As other people in the session learned new skills, I was continually encouraged to keep trying to get my legs up. I was given alternative hand positioning — another Cool Girl (too many Cool Girls in one room — this should have been a red flag from the start) handed me a loose stick and had me lay on my back on the ground like roadkill. She explained how to swing your legs over when you have your hands in the middle, but I knew it would hardly make a difference. “Now we’re gonna do a backflip! Emma, just try and get your legs up.” “Time to add a catch! Emma, just try and get your legs up.” Though I did actually manage to do the backflip dismount (something that really is all momentum based), I would have rather been actual roadkill.

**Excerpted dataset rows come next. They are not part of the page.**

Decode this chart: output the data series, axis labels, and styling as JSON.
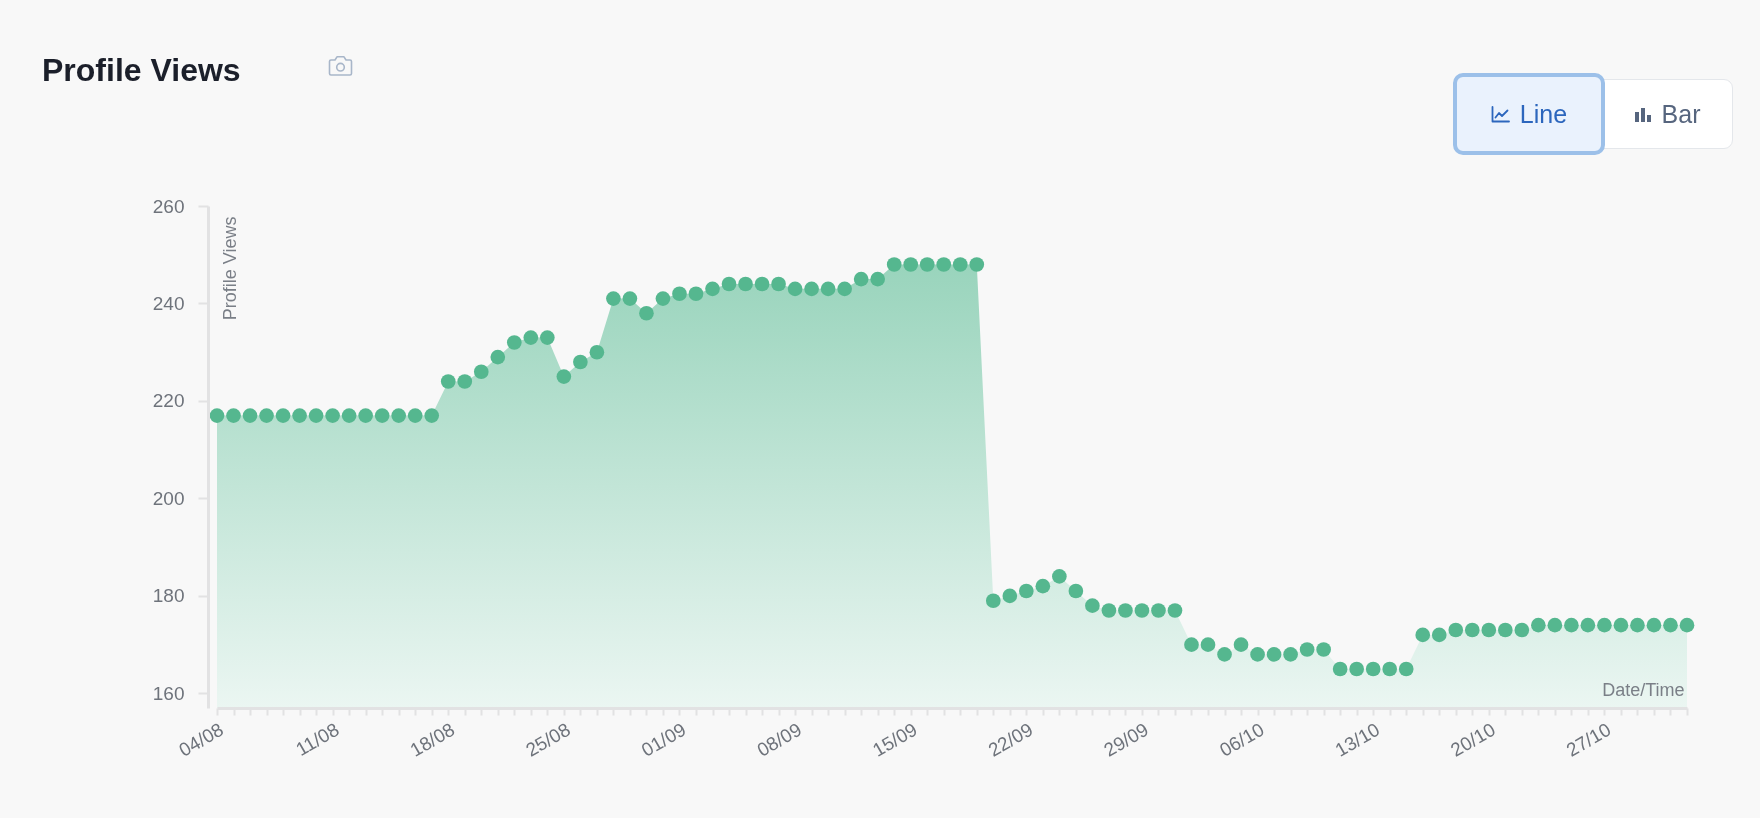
{
  "chart_data": {
    "type": "area",
    "title": "Profile Views",
    "xlabel": "Date/Time",
    "ylabel": "Profile Views",
    "annotations": [
      "Line",
      "Bar"
    ],
    "color": "#55b78f",
    "marker": "circle",
    "x": [
      "--08-04",
      "--08-05",
      "--08-06",
      "--08-07",
      "--08-08",
      "--08-09",
      "--08-10",
      "--08-11",
      "--08-12",
      "--08-13",
      "--08-14",
      "--08-15",
      "--08-16",
      "--08-17",
      "--08-18",
      "--08-19",
      "--08-20",
      "--08-21",
      "--08-22",
      "--08-23",
      "--08-24",
      "--08-25",
      "--08-26",
      "--08-27",
      "--08-28",
      "--08-29",
      "--08-30",
      "--08-31",
      "--09-01",
      "--09-02",
      "--09-03",
      "--09-04",
      "--09-05",
      "--09-06",
      "--09-07",
      "--09-08",
      "--09-09",
      "--09-10",
      "--09-11",
      "--09-12",
      "--09-13",
      "--09-14",
      "--09-15",
      "--09-16",
      "--09-17",
      "--09-18",
      "--09-19",
      "--09-20",
      "--09-21",
      "--09-22",
      "--09-23",
      "--09-24",
      "--09-25",
      "--09-26",
      "--09-27",
      "--09-28",
      "--09-29",
      "--09-30",
      "--10-01",
      "--10-02",
      "--10-03",
      "--10-04",
      "--10-05",
      "--10-06",
      "--10-07",
      "--10-08",
      "--10-09",
      "--10-10",
      "--10-11",
      "--10-12",
      "--10-13",
      "--10-14",
      "--10-15",
      "--10-16",
      "--10-17",
      "--10-18",
      "--10-19",
      "--10-20",
      "--10-21",
      "--10-22",
      "--10-23",
      "--10-24",
      "--10-25",
      "--10-26",
      "--10-27",
      "--10-28",
      "--10-29",
      "--10-30",
      "--10-31",
      "--11-01"
    ],
    "values": [
      217,
      217,
      217,
      217,
      217,
      217,
      217,
      217,
      217,
      217,
      217,
      217,
      217,
      217,
      224,
      224,
      226,
      229,
      232,
      233,
      233,
      225,
      228,
      230,
      241,
      241,
      238,
      241,
      242,
      242,
      243,
      244,
      244,
      244,
      244,
      243,
      243,
      243,
      243,
      245,
      245,
      248,
      248,
      248,
      248,
      248,
      248,
      179,
      180,
      181,
      182,
      184,
      181,
      178,
      177,
      177,
      177,
      177,
      177,
      170,
      170,
      168,
      170,
      168,
      168,
      168,
      169,
      169,
      165,
      165,
      165,
      165,
      165,
      172,
      172,
      173,
      173,
      173,
      173,
      173,
      174,
      174,
      174,
      174,
      174,
      174,
      174,
      174,
      174,
      174
    ],
    "xlim": [
      "--08-04",
      "--11-01"
    ],
    "xticks": [
      {
        "value": "--08-04",
        "label": "04/08"
      },
      {
        "value": "--08-05",
        "label": null
      },
      {
        "value": "--08-06",
        "label": null
      },
      {
        "value": "--08-07",
        "label": null
      },
      {
        "value": "--08-08",
        "label": null
      },
      {
        "value": "--08-09",
        "label": null
      },
      {
        "value": "--08-10",
        "label": null
      },
      {
        "value": "--08-11",
        "label": "11/08"
      },
      {
        "value": "--08-12",
        "label": null
      },
      {
        "value": "--08-13",
        "label": null
      },
      {
        "value": "--08-14",
        "label": null
      },
      {
        "value": "--08-15",
        "label": null
      },
      {
        "value": "--08-16",
        "label": null
      },
      {
        "value": "--08-17",
        "label": null
      },
      {
        "value": "--08-18",
        "label": "18/08"
      },
      {
        "value": "--08-19",
        "label": null
      },
      {
        "value": "--08-20",
        "label": null
      },
      {
        "value": "--08-21",
        "label": null
      },
      {
        "value": "--08-22",
        "label": null
      },
      {
        "value": "--08-23",
        "label": null
      },
      {
        "value": "--08-24",
        "label": null
      },
      {
        "value": "--08-25",
        "label": "25/08"
      },
      {
        "value": "--08-26",
        "label": null
      },
      {
        "value": "--08-27",
        "label": null
      },
      {
        "value": "--08-28",
        "label": null
      },
      {
        "value": "--08-29",
        "label": null
      },
      {
        "value": "--08-30",
        "label": null
      },
      {
        "value": "--08-31",
        "label": null
      },
      {
        "value": "--09-01",
        "label": "01/09"
      },
      {
        "value": "--09-02",
        "label": null
      },
      {
        "value": "--09-03",
        "label": null
      },
      {
        "value": "--09-04",
        "label": null
      },
      {
        "value": "--09-05",
        "label": null
      },
      {
        "value": "--09-06",
        "label": null
      },
      {
        "value": "--09-07",
        "label": null
      },
      {
        "value": "--09-08",
        "label": "08/09"
      },
      {
        "value": "--09-09",
        "label": null
      },
      {
        "value": "--09-10",
        "label": null
      },
      {
        "value": "--09-11",
        "label": null
      },
      {
        "value": "--09-12",
        "label": null
      },
      {
        "value": "--09-13",
        "label": null
      },
      {
        "value": "--09-14",
        "label": null
      },
      {
        "value": "--09-15",
        "label": "15/09"
      },
      {
        "value": "--09-16",
        "label": null
      },
      {
        "value": "--09-17",
        "label": null
      },
      {
        "value": "--09-18",
        "label": null
      },
      {
        "value": "--09-19",
        "label": null
      },
      {
        "value": "--09-20",
        "label": null
      },
      {
        "value": "--09-21",
        "label": null
      },
      {
        "value": "--09-22",
        "label": "22/09"
      },
      {
        "value": "--09-23",
        "label": null
      },
      {
        "value": "--09-24",
        "label": null
      },
      {
        "value": "--09-25",
        "label": null
      },
      {
        "value": "--09-26",
        "label": null
      },
      {
        "value": "--09-27",
        "label": null
      },
      {
        "value": "--09-28",
        "label": null
      },
      {
        "value": "--09-29",
        "label": "29/09"
      },
      {
        "value": "--09-30",
        "label": null
      },
      {
        "value": "--10-01",
        "label": null
      },
      {
        "value": "--10-02",
        "label": null
      },
      {
        "value": "--10-03",
        "label": null
      },
      {
        "value": "--10-04",
        "label": null
      },
      {
        "value": "--10-05",
        "label": null
      },
      {
        "value": "--10-06",
        "label": "06/10"
      },
      {
        "value": "--10-07",
        "label": null
      },
      {
        "value": "--10-08",
        "label": null
      },
      {
        "value": "--10-09",
        "label": null
      },
      {
        "value": "--10-10",
        "label": null
      },
      {
        "value": "--10-11",
        "label": null
      },
      {
        "value": "--10-12",
        "label": null
      },
      {
        "value": "--10-13",
        "label": "13/10"
      },
      {
        "value": "--10-14",
        "label": null
      },
      {
        "value": "--10-15",
        "label": null
      },
      {
        "value": "--10-16",
        "label": null
      },
      {
        "value": "--10-17",
        "label": null
      },
      {
        "value": "--10-18",
        "label": null
      },
      {
        "value": "--10-19",
        "label": null
      },
      {
        "value": "--10-20",
        "label": "20/10"
      },
      {
        "value": "--10-21",
        "label": null
      },
      {
        "value": "--10-22",
        "label": null
      },
      {
        "value": "--10-23",
        "label": null
      },
      {
        "value": "--10-24",
        "label": null
      },
      {
        "value": "--10-25",
        "label": null
      },
      {
        "value": "--10-26",
        "label": null
      },
      {
        "value": "--10-27",
        "label": "27/10"
      },
      {
        "value": "--10-28",
        "label": null
      },
      {
        "value": "--10-29",
        "label": null
      },
      {
        "value": "--10-30",
        "label": null
      },
      {
        "value": "--10-31",
        "label": null
      },
      {
        "value": "--11-01",
        "label": null
      }
    ],
    "ylim": [
      157,
      260
    ],
    "yticks": [
      160,
      180,
      200,
      220,
      240,
      260
    ]
  }
}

People clapped for me as I hit the net after turning in the air, but the only achievement I really felt was not getting off the net and promptly leaving the building. I weighed whether or not it would be worth it to steal the harness and abandon my coat to save time on my way out (I would argue this is a fair trade of goods).

We cycled through the order again and again, and somewhere along the line I started to wonder when it would be over. After 90 minutes… 2 hours… I managed to ask Megan only once what time it was and when it would be done, under the guise of, “I live far away and have to work tomorrow,” even though the real reason I asked was, “I hate this place and desperately want to get out of here.” When it all wrapped up, Darcy said, “Well, everyone got off the platform, which we can’t always say, so great job everyone!” It was definitely meant to be encouraging, but I found it condescending, even though I knew it wasn’t. If I hadn’t known her for ten years I would have been way more irritated by it, but instead I could only think about how, after not seeing me for a long time, this class, and my limp body lamely swinging back and forth in my yellow leggings and Prince t-shirt, will be her freshest memory of me.

As we were walking out, I told my friends, “Yeah, I would do it again!” which was a bold-faced lie. I think I’m a pretty honest person much of the time, but this just felt like the cordial thing to say in the moment. I knew within twenty minutes of entering that place that I would never be back, a thought that was only reaffirmed the next morning, when I was perhaps more sore than I’ve ever been in my life, and stayed that way for a week after the fact. And all I did was swing back and forth! This is the one redeeming thing about sucking so badly at this activity — if I had been even a little bit better at it, I probably would have been more sore, which would not have been worth it.

And listen — I may have paid $50 to learn that trapeze class was not for me, but that’s a priceless lesson to learn, because now I never have to wonder “what if,” and, more importantly, I never, ever have to go back there. I may not fly through the air with the greatest of ease, but I was certainly able to make the choice to never return with such swiftness — I am the George of the Jungle of decision-making in that regard. I tried, but there are some levels of distress I simply cannot tolerate, and that is completely fine. Not everything has to be for everyone. LEGS UP!